Fakat devlet her zaman ‘kendi yasalarına’ uyma gereği de duymaz… Devlet bütçesinde “Örtülü Ödenek” diye bir kalem vardır. “Örtülü Ödenek” demek, yasa dışı, ahlak dışı, gayri meşru, insanlık suçu kategorisine giren, ‘kirliişler’, yapılacak, insanlık suçu işlenecekdemektir. Örtülü ödenek, ‘halkın duymaması, bilmemesi gereken’ kirli işler için ayrılır… Devletin ‘kendi yurttaşlarından’ gizleyeceği bir şeylerin olması, meşru mudur, kabul edilebilir bir şey midir?Bu durumu eleştirmeye kalktığınızda da cevap hazırdır: “O bütün devletlerde vardır” … Bütün devletlerde olunca yapılan meşruiyet ve masumiyet mi kazanıyor? Hani su-î misal emsal olmazdı…

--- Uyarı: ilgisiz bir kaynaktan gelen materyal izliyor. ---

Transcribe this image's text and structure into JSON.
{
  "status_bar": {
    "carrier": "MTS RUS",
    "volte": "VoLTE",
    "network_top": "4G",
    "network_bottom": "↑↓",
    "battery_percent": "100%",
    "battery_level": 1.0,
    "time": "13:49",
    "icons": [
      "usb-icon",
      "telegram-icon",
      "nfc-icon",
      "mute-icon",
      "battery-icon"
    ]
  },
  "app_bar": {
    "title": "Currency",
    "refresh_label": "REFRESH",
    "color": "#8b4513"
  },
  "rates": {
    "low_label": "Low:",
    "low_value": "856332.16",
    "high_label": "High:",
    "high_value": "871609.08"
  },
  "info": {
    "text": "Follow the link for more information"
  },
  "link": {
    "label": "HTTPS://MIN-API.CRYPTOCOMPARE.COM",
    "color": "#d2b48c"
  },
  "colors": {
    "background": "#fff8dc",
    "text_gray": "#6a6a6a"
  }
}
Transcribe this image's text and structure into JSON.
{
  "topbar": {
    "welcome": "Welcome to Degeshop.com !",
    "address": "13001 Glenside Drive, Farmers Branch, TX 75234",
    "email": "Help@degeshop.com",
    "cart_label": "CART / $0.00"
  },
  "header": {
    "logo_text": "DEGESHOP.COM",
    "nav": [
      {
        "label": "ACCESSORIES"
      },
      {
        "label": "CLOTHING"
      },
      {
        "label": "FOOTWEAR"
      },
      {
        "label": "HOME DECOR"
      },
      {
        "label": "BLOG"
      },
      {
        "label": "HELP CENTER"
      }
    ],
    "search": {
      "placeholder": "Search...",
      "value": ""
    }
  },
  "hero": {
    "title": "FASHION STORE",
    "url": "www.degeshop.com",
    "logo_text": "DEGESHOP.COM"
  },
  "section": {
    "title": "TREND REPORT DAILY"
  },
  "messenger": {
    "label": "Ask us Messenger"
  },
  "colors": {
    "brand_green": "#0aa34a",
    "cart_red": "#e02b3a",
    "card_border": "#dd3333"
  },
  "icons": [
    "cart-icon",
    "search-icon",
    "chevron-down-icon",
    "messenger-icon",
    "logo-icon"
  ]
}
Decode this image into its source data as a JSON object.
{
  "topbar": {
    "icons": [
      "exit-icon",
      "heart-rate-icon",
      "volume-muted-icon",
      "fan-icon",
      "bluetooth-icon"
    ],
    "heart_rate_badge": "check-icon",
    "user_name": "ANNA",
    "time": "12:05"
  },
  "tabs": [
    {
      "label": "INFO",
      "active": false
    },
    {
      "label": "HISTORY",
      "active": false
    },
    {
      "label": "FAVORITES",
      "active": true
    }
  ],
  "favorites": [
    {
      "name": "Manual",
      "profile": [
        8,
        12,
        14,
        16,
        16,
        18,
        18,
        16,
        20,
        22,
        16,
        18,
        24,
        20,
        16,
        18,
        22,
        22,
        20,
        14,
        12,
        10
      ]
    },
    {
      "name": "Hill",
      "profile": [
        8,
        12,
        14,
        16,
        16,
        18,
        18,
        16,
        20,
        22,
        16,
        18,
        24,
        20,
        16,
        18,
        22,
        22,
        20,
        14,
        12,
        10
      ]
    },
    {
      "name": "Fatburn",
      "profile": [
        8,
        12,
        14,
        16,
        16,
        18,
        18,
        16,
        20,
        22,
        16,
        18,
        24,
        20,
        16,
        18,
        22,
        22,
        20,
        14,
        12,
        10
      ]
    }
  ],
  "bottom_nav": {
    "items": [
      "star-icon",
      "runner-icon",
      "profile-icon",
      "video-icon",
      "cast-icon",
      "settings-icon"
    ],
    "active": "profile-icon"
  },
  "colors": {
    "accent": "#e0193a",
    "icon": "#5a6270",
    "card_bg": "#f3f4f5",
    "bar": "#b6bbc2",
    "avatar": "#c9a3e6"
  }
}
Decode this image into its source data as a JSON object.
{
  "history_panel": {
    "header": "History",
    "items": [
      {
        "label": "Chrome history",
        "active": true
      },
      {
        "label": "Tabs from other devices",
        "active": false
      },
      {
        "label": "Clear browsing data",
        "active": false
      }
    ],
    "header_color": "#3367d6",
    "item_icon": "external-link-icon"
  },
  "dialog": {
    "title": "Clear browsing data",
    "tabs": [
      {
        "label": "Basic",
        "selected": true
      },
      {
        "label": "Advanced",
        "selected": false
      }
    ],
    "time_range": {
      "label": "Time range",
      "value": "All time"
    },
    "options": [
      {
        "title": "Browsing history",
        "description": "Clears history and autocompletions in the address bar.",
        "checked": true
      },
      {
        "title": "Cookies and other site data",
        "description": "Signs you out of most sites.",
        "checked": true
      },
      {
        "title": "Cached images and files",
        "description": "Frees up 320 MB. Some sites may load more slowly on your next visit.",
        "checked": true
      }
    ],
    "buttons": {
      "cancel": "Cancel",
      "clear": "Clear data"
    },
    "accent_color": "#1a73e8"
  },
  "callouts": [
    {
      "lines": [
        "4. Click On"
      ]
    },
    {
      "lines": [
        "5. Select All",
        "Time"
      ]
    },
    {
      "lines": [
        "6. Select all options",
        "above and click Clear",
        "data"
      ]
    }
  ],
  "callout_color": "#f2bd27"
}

2009’da, İstanbul’daki KCK eylemlerinde belediye otobüsüne molotof atılmıştı. Otobüste bulunan 17 yaşındaki Serap Eser yanmış, 29 gün sonra da vefat etmişti. Dönemin İçişleri Bakanı İdris Naim Şahin, İstanbul Küçükçekmece’de lise öğrencisi olan Serap Eser’in İETT otobüsünde yanarak yaşamını yitirmesine neden olan molotof kokteylini atan kişinin MİT elemanı olduğunu açıklamıştı… Bu, faili devlet olan bir terör eylemi değil miydi?

“6-7 Eylül muhteşem bir örgütlenmeydi” diyen,eski Milli Güvenlik Kurulu Genel Sekreteri,emekli Orgeneral Sabri Yirmibeşoğlu’nun: ” Eğer bir yerde halkın galeyana gelmesini arzu ederseniz, sizin saygın değerlerinize düşmanın, karşı tarafın bir şeyler yaptığını, küçültücü hareket yaptığını gösterirseniz, halkı galeyana getirirsiniz. Özel Harpte bir kural vardır: Halkın mukavemetini artırmak için düşman yapmış gibi bazı değerlere sabotaj yapılır. Bir cami yakılır. Kıbrıs’ta cami yaktık biz. Cami yakılır mesela…”General’in söylediklerinden,devletin bir işinin de ‘topluma tuzak kurmak’ olduğu anlaşılıyor…

Düşünceyi engellemek de , entellektüeli caydırmak da mümkün değildir…

O halde sadede gelebiliriz… Hiç bir ‘terör örgütü propagandası’ imasıdahi içermeyen bu yazı neden dava konusu yapılmış olabilir? Aslında amacın düşünceyi yasaklamak, sansürü ve oto-sansürü dayatmakla ilgili olduğunu söyleyebiliriz. Bu tür yasaklar sadece cezalandırılmak istenen kişiyi hedef almaz… Benzer şeylere tevessül etme potansiyeli olanların önünü kesmeyi de amaçlar. Her ne kadar sansür, baskı ve yasaklar sadece aykırı, muhalif, yeni ve orijinal fikirleri ortaya atanlara yönelse de, kapsam ve etkinlik alanı sanıldığından daha geniştir. Birilerine yönelik baskı, egemenler tarafından başkalarını “ehlileştirmenin” bir aracı olarak görülür. Düşüncelerinden dolayı birilerini cezalandırmak, başkalarını korkutmayı, göz dağı vermeyi amaçlar. İnsanlar, şunu yazar, bunu söyler veya resmedersembaşıma bir iş gelir mi? sorusunu sormaya başladıklarında artık sansür ‘içselleşmiştir’… Oysa, sansürün ‘içselleştirildiği’, ‘olağanlaştırıldığı’ bir toplum, bilimsel, estetik, entellektüel yaratıcılığı ve dinamizmi dumura uğramış bir toplumdur ki, öyle bir rejimin sorun çözme yeteneği de kaçınılmaz olarak zaafa uğrar…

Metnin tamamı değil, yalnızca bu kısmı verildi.